Até ao final de abril, a Comissão Europeia irá apresentar a proposta legislativa de alteração das regras do Pacto de Estabilidade e Crescimento. Resta saber se a posição da Alemanha e da Holanda, de maior aperto sobre a redução da dívida pública, irá ser incluída.
Em novembro, a Comissão Europeia apresentou uma comunicação com as ideias principais da revisão das regras orçamentais europeias. Os limites para a dívida pública (60% do PIB) e para o défice (3% do PIB) eram mantidas, as sanções por incumprimento eram reforçadas e novas reformas estruturais teriam que ser apresentadas pelos países.
A alteração notória que se previa era a eliminação da regra de redução do excedente da dívida pública a um rácio de 1/20 por ano. Em vez dela, os países devem apresentar “planos estruturais”, a ser negociados com a Comissão, para definir a estratégia de redução a médio-prazo.

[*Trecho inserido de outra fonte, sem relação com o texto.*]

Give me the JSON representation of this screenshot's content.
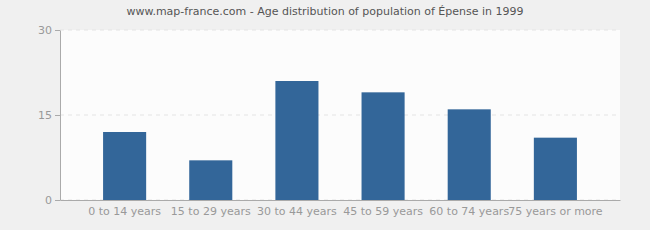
{
  "chart_data": {
    "type": "bar",
    "title": "www.map-france.com - Age distribution of population of Épense in 1999",
    "categories": [
      "0 to 14 years",
      "15 to 29 years",
      "30 to 44 years",
      "45 to 59 years",
      "60 to 74 years",
      "75 years or more"
    ],
    "values": [
      12,
      7,
      21,
      19,
      16,
      11
    ],
    "color": "#336699",
    "ylim": [
      0,
      30
    ],
    "yticks": [
      0,
      15,
      30
    ],
    "grid": true
  }
}
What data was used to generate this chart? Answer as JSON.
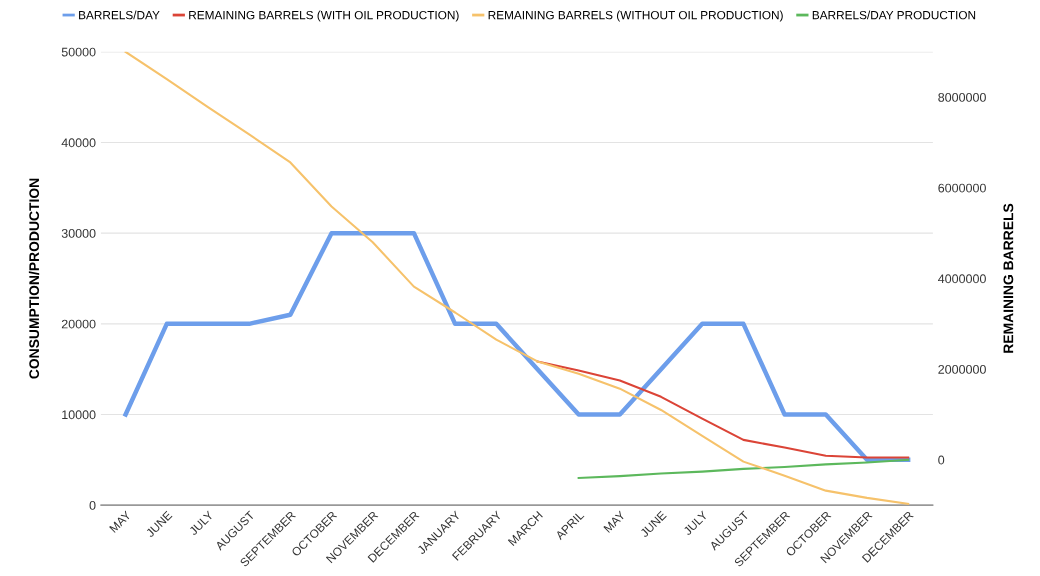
{
  "chart_data": {
    "type": "line",
    "categories": [
      "MAY",
      "JUNE",
      "JULY",
      "AUGUST",
      "SEPTEMBER",
      "OCTOBER",
      "NOVEMBER",
      "DECEMBER",
      "JANUARY",
      "FEBRUARY",
      "MARCH",
      "APRIL",
      "MAY",
      "JUNE",
      "JULY",
      "AUGUST",
      "SEPTEMBER",
      "OCTOBER",
      "NOVEMBER",
      "DECEMBER"
    ],
    "ylabel": "CONSUMPTION/PRODUCTION",
    "y2label": "REMAINING BARRELS",
    "ylim": [
      0,
      50000
    ],
    "yticks": [
      0,
      10000,
      20000,
      30000,
      40000,
      50000
    ],
    "y2lim": [
      -1000000,
      9000000
    ],
    "y2ticks": [
      0,
      2000000,
      4000000,
      6000000,
      8000000
    ],
    "grid": "y",
    "legend": "top",
    "marker": "none",
    "line_style": "solid",
    "series": [
      {
        "name": "BARRELS/DAY",
        "color": "#6d9eeb",
        "values": [
          10000,
          20000,
          20000,
          20000,
          21000,
          30000,
          30000,
          30000,
          20000,
          20000,
          15000,
          10000,
          10000,
          15000,
          20000,
          20000,
          10000,
          10000,
          5000,
          5000
        ]
      },
      {
        "name": "REMAINING BARRELS (WITH OIL PRODUCTION)",
        "color": "#db4437",
        "axis": "y2",
        "values": [
          null,
          null,
          null,
          null,
          null,
          null,
          null,
          null,
          null,
          null,
          2170000,
          1970000,
          1750000,
          1390000,
          910000,
          440000,
          270000,
          90000,
          50000,
          50000
        ]
      },
      {
        "name": "REMAINING BARRELS (WITHOUT OIL PRODUCTION)",
        "color": "#f6c26b",
        "axis": "y2",
        "values": [
          9000000,
          8400000,
          7780000,
          7180000,
          6560000,
          5590000,
          4800000,
          3820000,
          3250000,
          2650000,
          2170000,
          1900000,
          1570000,
          1100000,
          530000,
          -40000,
          -350000,
          -680000,
          -840000,
          -970000
        ]
      },
      {
        "name": "BARRELS/DAY PRODUCTION",
        "color": "#5cb85c",
        "values": [
          null,
          null,
          null,
          null,
          null,
          null,
          null,
          null,
          null,
          null,
          null,
          3000,
          3200,
          3500,
          3700,
          4000,
          4200,
          4500,
          4700,
          5000
        ]
      }
    ]
  }
}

O principal problema era a concentração desses planos numa única variável - despesa primária líquida. Faltava uma clara definição, mas em traços gerais seria excluindo a despesa com juros e com apoios discricionários, nomeadamente relacionados com o desempego.
Passaria a haver um limite anual para esta despesa. O eurodeputado bloquista José Gusmão criticou “a velha ideia de que os problemas de endividamento se resolvem com restrições cegas à despesa do Estado”.
O ministro das finanças alemão, Christian Lindner, já tinha insistido na necessidade de criação de salvaguardas comuns e quantificáveis da redução da dívida pública, com receio de excessiva discricionariedade pelos Estados-membros.
Comissão Europeia estuda opções para agradar Alemanha, mas ficam aquém do que esta pretende
No seguimento da reunião da EcoFin a 14 de março, a Comissão estudou opções para fortalecer a redução da dívida. Dia 4, o jornal Politico tornou públicas as três ideias discutidas:
1. Caso o limite de 3% do défice seja ultrapassado, os países seriam obrigados a reduzir o excesso de dívida pública a um ritmo de 0,5% do PIB ao ano;
2. Introduzir uma “cláusula de não adiamento” (“no backloading clause”) que obrigue os países a fazer a maior parte do corte da dívida nos primeiros quatro anos do plano, evitando a passagem de responsabilidade para o próximo governo nacional;
3. Exigir que ao fim de quatro anos do plano, a dívida acima de 60% do PIB seja menor que a registada no início.
Perante estas, e não satisfeito, o governo alemão enviou um documento oficioso dia 5 de abril à Comissão Europeia clarificando a sua proposta. Dois pontos são importantes ter em consideração.
Primeiro, a redução deve ser de um 1% ao ano para os países com uma “dívida muito elevada” (mais de 100% do PIB) e de 0,5% para os Estados-membros com uma “dívida média”.
Depois, introduz-se a noção de “referencial quantitativo comum” para a despesa de cada Estado. A Alemanha propõe que para que a despesa não ultrapasse o crescimento, a diferença entre o crescimento potencial de um país e a despesa primária líquida (que chama de “margem de convergência”) deve ser limitada a 1 ponto percentual. Por exemplo, se um país crescer 1,5%, só pode gastar o correspondente a 0,5% desse valor.
Economistas criticam opção alemã e Holanda apoia proposta
O antigo economista-chefe do Fundo Monetário Internacional, Olivier Blanchard, defendeu que a implementação da proposta de redução de dívida da Alemanha seria “catastrófica” e que “levaria à pior forma de política orçamental pró-cíclica”. A ideia é que em casos de contração económica os países ficam sem margem para se endividarem e apoiarem a economia.
Enquanto isso, esta terça-feira, a ministra das Finanças dos Países Baixos, Sigrid Kaag, apoiou a posição alemã, referindo que é “muito importante” que a redução da dívida pública dos Estados-membros seja “tangível e mensurável”.